И забывается мудрый библейский совет хранить себя больше в молчании.

...Уездный Кузнецк, важный некогда форпост в оборонной линии южной Сибири, слыл уже захолустьем, дремотной Азией, когда в него занесло «унтера» Сибирского штрафбата Фёдора Достоевского, вчерашнего каторжника.
Занесло же его туда «грозное чувство» к молодой женщине, белокурой красавице Марии Исаевой. И «занесло» как нельзя вовремя.
Позднее он признается безжалостно в письме к другу: «Я увидел её! Что за благородная, что за ангельская душа. Она плакала, целовала мои руки, но она любит другого... Я провёл не знаю какие два дня, это было блаженство и мучение нестерпимые!.. Её сердце опять обратилось ко мне. Она мне сказала: «Не плачь, не грусти, не всё ещё решено; ты и я и больше никто! Я уехал с пол¬ной надеждой... Письмо за письмом, и опять я вижу, что она тоскует, плачет и опять любит его более меня!..»
Но вот наконец-то (наконец-то!) все позади. И ненавистный мундир штрафника с красными погонами и красным тугим воротником. И унизительное (при его-то феноменальной мнительности!) соперничество с «мальчишкой», учителем приходской школы Вергуновым. И победа над ним! И мучительные поиски денег на свадьбу. И «пышное», многолюдное венчание в Одигитриевской белокаменной церкви, где «шафером по жениху» был не кто иной, как сам «соперник», учитель Вергунов (невероятно, необъяснимо, но факт). И долгожданный, поистине выстраданный отъезд в Россию.
Когда же, умиротворённый и счастливый, едет он в купленном им тарантасе с дремлющей на его плече женщиной, женой — шепча: «Великодушная моя! Нежданная моя освободительница!» - он, могучий знаток человеческой души и прорицатель (недавно ещё утверждавший, что у женщин чувство берёт верх даже над очевидностьюздравого смысла»), — он не знает, не догадывается, что в каких-то верстах позади, тем же ходом, следует «побеждённый». И что жена тайно шлёт ему записки: где они остановятся, где заночуют...

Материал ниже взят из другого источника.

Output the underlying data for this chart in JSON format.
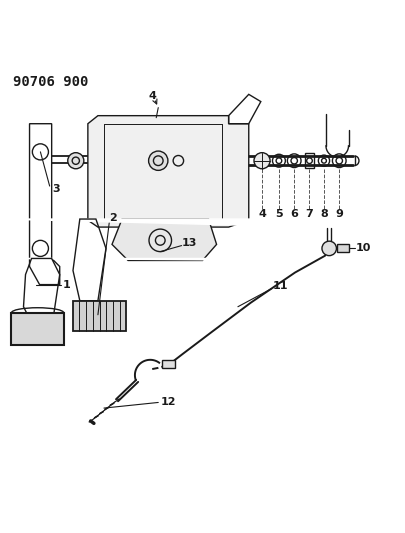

Эта жалкая комедийная коллизия находит продолжение в Твери, где Достоевскому разрешено было жительство. А позже - во Владимире...
Марья Дмитриевна уже серьёзно страдает нездоровьем. Несмотря на это, супруг её вынужден часто и подолгу отлучаться в Санкт-Петербург по своим литературным делам. Немного позднее - и за границу, лечиться гастейнскими водами и морскими купаниями (от эпилепсии).
В один из хмурых осенних дней, возвратившись из очередной длительной поездки, он чуть ли не в дверях комнаты, где лежит больная жена, сталкивается лоб в лоб с ... учителем Вергуновым!
Можно себе представить изумление супруга. Его великое потрясение и его праведный гнев!
Взбешённый, на грани эпилептического припадка, вбегает он к жене.
Та сразу поняла - случилось ужасное...

Какие слова находит он, непревзойдённый словотворец? Что та, которую он с малолетним сыном увёз от нищеты, от «поганого общества», от вечного прозябания в захолустной дыре, - размазала его как тряпку? Что сам он - жалкий слепец, считавший её преданной, повенчанной женой? Неужели это о ней, боже мой, о ней, страстно любимой, писал он, ещё живя в Семипалатинске: «Вдруг слышу, что она дала слово другому, в Кузнецке, выйти замуж... Я был поражён как громом, я заметался, упал в обморок и проплакал всю ночь... Я погибну, если потеряю своего ангела: или с ума сойду, или в Иртыш»...
А что же виновница этого некогда действительно «страшного, грозного чувства»? Чем могла ответить ему она, уже неизлечимо больная, только что простившаяся с любимым человеком, который любил её - отчаянно и безнадежно -до последних её земных дней? Схитрить? Заломить руки в горьком покаянии? Пасть на колени?
Она была умной, горделивой, «с недюжинным интеллектом женщиной, неумевшей говорить против своего сердца» (слова Достоевского).
И она - не то защищаясь, не то нападая, а скорее от смертельно невыносимой затянутости узла, бросала ему в его искажённое «нервною болью» лицо: - Да, я полюбила его! До нашего ещё венчания! И ты об этом знал!.. Если бы не нужда проклятая... руку толкнула... принять твоё подаяние!.. У тебя нет сердца! Ни одна порядочная женщина не могла бы полюбить бывшего преступника! Ты не человек - дьявол...
Прижав к вдруг зарозовевшим губам платок, она повалилась на подушки.
А его, задохнувшегося от горловых спазм, обожгло страшным ощущением -он снова на Семёновском плацу, на эшафоте, привязан к столбу, в глазах чёрная, могильная духота савана, и щелчки в морозном воздухе взводимых ружей отщёлкивают ему его последнюю предсмертную минуту...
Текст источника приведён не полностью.